Oh well, it was a good try. Meanwhile, at the 7-Eleven…
Something I am guilty of in supermarkets is occasionally sneaking a peep into other people’s baskets to see what goodies they have purchased. For some reason they always seem to have far more interesting items in their baskets than in mine. Or could they simply have better taste?
At the same time, I resent nosey parkers peering at what I have bought. Squeaky toys for the dog usually prompt some sneaky smirks. I also try to hide embarrassing foodstuffs. Those instant dinners that bear no resemblance to the enticing photos on the packet go to the bottom of the basket, as do forbidden chocolate bars, cleverly hidden under the muesli. Worst of all are the baked beans and meat pies. I mean, here I am living in Thailand with all that delicious food available and yet it is obvious my next meal is going to be pie and beans.
I also admit to inexplicably adopting a slightly aggressive temperament in supermarkets and on a couple of occasions have come close to being a perpetrator of trolley rage, even though I only use a basket. I tend to be a fast shopper, but on occasions have been slowed down by people who insist on spending ages examining labels on products, while blocking an entire aisle. And then there are those who at the checkout never seem to have their cash or credit card handy.

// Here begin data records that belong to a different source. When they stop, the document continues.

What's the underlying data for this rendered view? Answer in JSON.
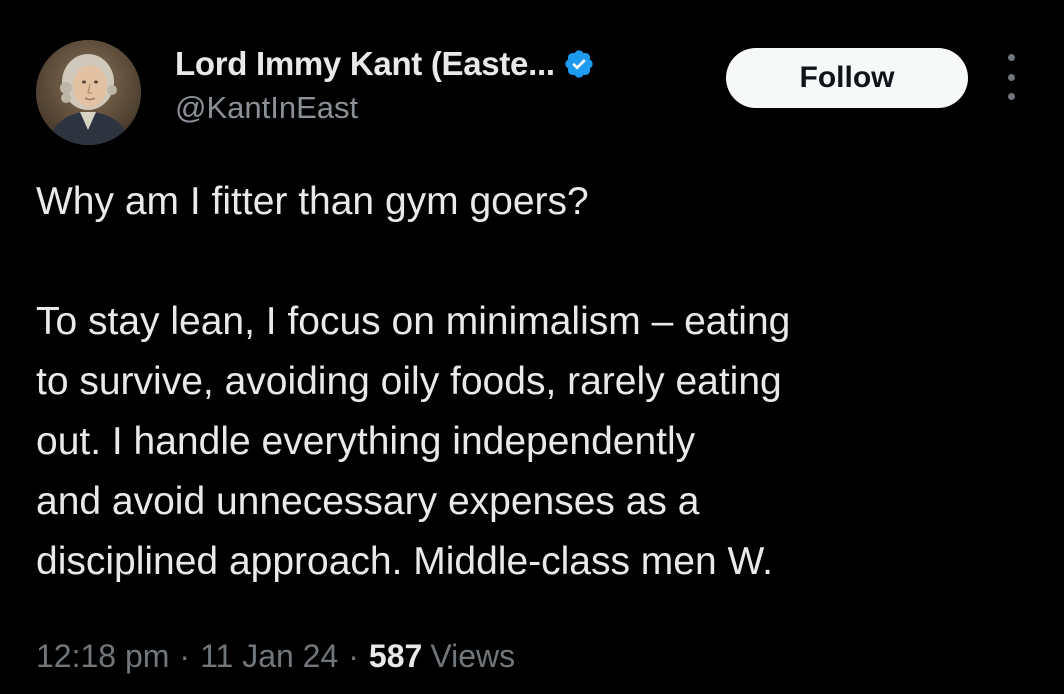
{
  "author": {
    "display_name": "Lord Immy Kant (Easte...",
    "handle": "@KantInEast",
    "verified": true,
    "avatar_icon": "portrait-avatar"
  },
  "actions": {
    "follow_label": "Follow",
    "more_icon": "more-vertical-icon"
  },
  "tweet": {
    "paragraph1": "Why am I fitter than gym goers?",
    "paragraph2_lines": [
      "To stay lean, I focus on minimalism – eating",
      "to survive, avoiding oily foods, rarely eating",
      "out. I handle everything independently",
      "and avoid unnecessary expenses as a",
      "disciplined approach. Middle-class men W."
    ]
  },
  "meta": {
    "time": "12:18 pm",
    "date": "11 Jan 24",
    "views_count": "587",
    "views_label": "Views",
    "separator": "·"
  },
  "colors": {
    "background": "#000000",
    "text_primary": "#e7e9ea",
    "text_secondary": "#71767b",
    "verified_blue": "#1d9bf0",
    "follow_bg": "#f7f9f9"
  }
}
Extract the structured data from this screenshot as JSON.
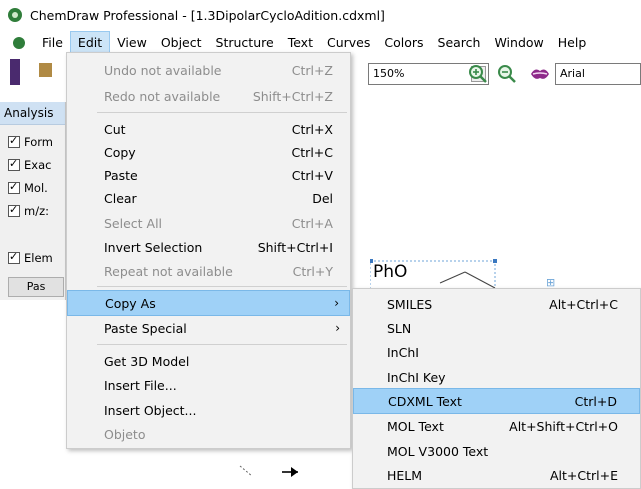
{
  "window": {
    "title": "ChemDraw Professional - [1.3DipolarCycloAdition.cdxml]"
  },
  "menubar": {
    "items": [
      "File",
      "Edit",
      "View",
      "Object",
      "Structure",
      "Text",
      "Curves",
      "Colors",
      "Search",
      "Window",
      "Help"
    ]
  },
  "toolbar": {
    "zoom_value": "150%",
    "font_value": "Arial",
    "zoom_in_icon": "zoom-in-icon",
    "zoom_out_icon": "zoom-out-icon"
  },
  "analysis": {
    "title": "Analysis",
    "rows": [
      "Form",
      "Exac",
      "Mol.",
      "m/z:",
      "Elem"
    ],
    "paste_label": "Pas"
  },
  "edit_menu": {
    "items": [
      {
        "label": "Undo not available",
        "shortcut": "Ctrl+Z",
        "disabled": true
      },
      {
        "label": "Redo not available",
        "shortcut": "Shift+Ctrl+Z",
        "disabled": true
      },
      {
        "label": "Cut",
        "shortcut": "Ctrl+X"
      },
      {
        "label": "Copy",
        "shortcut": "Ctrl+C"
      },
      {
        "label": "Paste",
        "shortcut": "Ctrl+V"
      },
      {
        "label": "Clear",
        "shortcut": "Del"
      },
      {
        "label": "Select All",
        "shortcut": "Ctrl+A",
        "disabled": true
      },
      {
        "label": "Invert Selection",
        "shortcut": "Shift+Ctrl+I"
      },
      {
        "label": "Repeat not available",
        "shortcut": "Ctrl+Y",
        "disabled": true
      },
      {
        "label": "Copy As",
        "shortcut": "",
        "submenu": true,
        "highlighted": true
      },
      {
        "label": "Paste Special",
        "shortcut": "",
        "submenu": true
      },
      {
        "label": "Get 3D Model",
        "shortcut": ""
      },
      {
        "label": "Insert File...",
        "shortcut": ""
      },
      {
        "label": "Insert Object...",
        "shortcut": ""
      },
      {
        "label": "Objeto",
        "shortcut": "",
        "disabled": true
      }
    ],
    "submenu_arrow": "›"
  },
  "copy_as_menu": {
    "items": [
      {
        "label": "SMILES",
        "shortcut": "Alt+Ctrl+C"
      },
      {
        "label": "SLN",
        "shortcut": ""
      },
      {
        "label": "InChI",
        "shortcut": ""
      },
      {
        "label": "InChI Key",
        "shortcut": ""
      },
      {
        "label": "CDXML Text",
        "shortcut": "Ctrl+D",
        "highlighted": true
      },
      {
        "label": "MOL Text",
        "shortcut": "Alt+Shift+Ctrl+O"
      },
      {
        "label": "MOL V3000 Text",
        "shortcut": ""
      },
      {
        "label": "HELM",
        "shortcut": "Alt+Ctrl+E"
      }
    ]
  },
  "canvas": {
    "fragment_label": "PhO"
  }
}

Mind you, following assorted health warnings, I too have joined the ranks of annoying label readers — or at least have tried. The microscopic lettering is another challenge I don’t really need at this stage in life. It usually says something like “nutrition facts” which are invariably distressing. Those dreaded words “cholesterol” and “saturated fat” always seem to loom large on anything I happen to like.
It’s almost like being a kid again — if it tastes nice, you can’t have it.
When I was first in Thailand there weren’t any real supermarkets , but plenty of small grocery stores.
At that time, everyone was envious of the Americans who had access to the PX (Post Exchange), a military store which seemed to have everything and was extremely cheap. Many personal Thai-US friendships blossomed as a result of the “Pee Ex” which soon became an integral part of the Thai language. Upon casual meetings with Thai people, it was never long before they asked about getting them something from the PX. When I explained that British people could not use the PX, faces would visibly drop.
Occasionally an American friend would buy me a bottle of my favourite condiment, HP Sauce, which was not available in Thai shops. I do recall once coming across a rare bottle of HP in a small Thai store on Sukhumvit and celebrated by having a big fry-up at home. I opened up the bottle and attempted to pour a dollop on the side of the plate. Alas, the sauce had been adulterated with water and the entire contents sloshed all over the plate, totally ruining the meal.
Time to reflect
Shortly after returning home from shopping on Wednesday, I had a very humbling experience. Khun Noi (husband of my late maid Ms Yasothon), who still looks after the house and garden, appeared with Nong Mot, his 12-year-old granddaughter. Mot knelt and presented me with a beautiful phuang malai flower garland and recited a small prayer wishing me happiness and good health. Of course it was Wan Por (Father’s Day) marking the late King Bhumibol’s birthday.